Modern Christianity often emphasizes that one is a Christian by believing certain things. But for 2,000 years Christians have also affirmed that it is possible not only to believe but to live the path of transformation. This path is a process that empties us of obstacles to our love. It is a path that recognizes the beauty of all beings. This path of love cherishes the well-being of others – all others – as one’s deepest desire. This path helps us to embrace the gospel and Christ’s teachings by embracing our commitment to seek justice for all. A contemplative way of life is one that helps us on this path to deepen these capacities, even as it embraces with gentleness and patience all of the experiences of life that seem alien to these desires.
One thing that I have really appreciated about this series is how it has caused me to notice the beauty around me more often. In Burnaby in the springtime the City of Burnaby gets volunteer organizations to come in and plant their eco-sculptures, which are different shaped forms, that are then covered in plants. There are different animals and shapes. I assumed that they hadn’t been done this year because usually they are planted in April, and everything was shut down by then. The other day I was driving from North Burnaby to South Burnaby, a route I hadn’t driven for a while, and I saw a few of them out, and one was a giant heart, and I saw horse shaped ones just down the road from the Burnaby Village Museum Carrousel.
This small thing just seemed so much bigger this year, knowing that even in the middle of a pandemic, beauty was a priority for our city. At the same time I also noticed the traffic signal control boxes. In Burnaby, years ago they were constantly being covered in graffiti, so they started wrapping the boxes with a beautiful image of flowers or forest or some kind of nature photograph. Not only did it almost eliminate the graffiti problem, but it also is beautiful. Out of destruction came beauty.

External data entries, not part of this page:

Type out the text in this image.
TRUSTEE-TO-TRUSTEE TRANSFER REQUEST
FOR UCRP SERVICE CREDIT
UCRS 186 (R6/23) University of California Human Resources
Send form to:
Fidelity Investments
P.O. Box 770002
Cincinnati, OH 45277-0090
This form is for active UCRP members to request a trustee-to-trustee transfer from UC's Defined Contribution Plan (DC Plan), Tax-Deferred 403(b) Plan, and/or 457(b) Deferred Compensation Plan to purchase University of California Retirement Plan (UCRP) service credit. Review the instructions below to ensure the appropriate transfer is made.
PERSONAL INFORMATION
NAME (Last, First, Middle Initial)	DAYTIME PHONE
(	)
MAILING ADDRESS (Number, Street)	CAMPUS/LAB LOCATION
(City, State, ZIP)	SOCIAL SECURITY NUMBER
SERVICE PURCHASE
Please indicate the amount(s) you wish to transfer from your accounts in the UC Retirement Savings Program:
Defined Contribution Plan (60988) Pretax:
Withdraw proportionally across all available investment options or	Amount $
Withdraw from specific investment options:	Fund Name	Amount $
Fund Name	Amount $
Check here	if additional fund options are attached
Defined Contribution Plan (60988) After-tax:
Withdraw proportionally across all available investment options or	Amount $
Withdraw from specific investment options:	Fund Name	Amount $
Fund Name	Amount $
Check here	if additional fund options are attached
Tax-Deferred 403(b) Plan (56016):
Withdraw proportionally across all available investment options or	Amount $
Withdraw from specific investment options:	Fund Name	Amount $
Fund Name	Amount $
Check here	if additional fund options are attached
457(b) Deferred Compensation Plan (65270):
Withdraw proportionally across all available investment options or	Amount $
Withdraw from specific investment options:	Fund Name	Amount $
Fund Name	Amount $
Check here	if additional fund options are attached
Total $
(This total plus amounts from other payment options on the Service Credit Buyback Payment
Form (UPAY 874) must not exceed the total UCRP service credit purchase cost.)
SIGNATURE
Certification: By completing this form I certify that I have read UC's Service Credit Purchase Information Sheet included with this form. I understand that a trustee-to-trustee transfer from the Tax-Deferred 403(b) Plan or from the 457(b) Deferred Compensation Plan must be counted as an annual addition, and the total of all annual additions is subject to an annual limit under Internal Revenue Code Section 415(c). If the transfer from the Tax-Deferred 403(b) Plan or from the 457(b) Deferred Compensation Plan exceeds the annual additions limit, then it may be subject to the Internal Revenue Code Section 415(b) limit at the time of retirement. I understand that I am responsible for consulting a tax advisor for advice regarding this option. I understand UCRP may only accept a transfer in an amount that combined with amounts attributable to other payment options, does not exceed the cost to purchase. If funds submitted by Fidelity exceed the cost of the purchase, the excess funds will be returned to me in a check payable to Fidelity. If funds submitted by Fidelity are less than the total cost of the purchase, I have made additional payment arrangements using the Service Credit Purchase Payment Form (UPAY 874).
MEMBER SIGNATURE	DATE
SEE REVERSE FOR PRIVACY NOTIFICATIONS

Almost every week in our Zoom coffee hour chats, someone will tell us about an experience or a place where they noticed beauty during the week, where they might not have noticed it before, or where they saw it in an unexpected place. What a gift those conversations have been.
As we now wrap up this series today, I invite you to keep noticing beauty. If there was a particular practice that we invited you to try over the last 6 weeks, that was helpful or meaningful for you, then keep doing it. For when we practice noticing the beauty around us, we empty ourselves of the judgment that may be blocking our path to experiencing greater compassion, justice, love and beauty. Thanks be to God, who is beguiled by the beauty of ALL creation, even us. God loves us and sees us as beautiful – and calls us to do the same… for ALL of creation, for the beauty of the earth. Amen.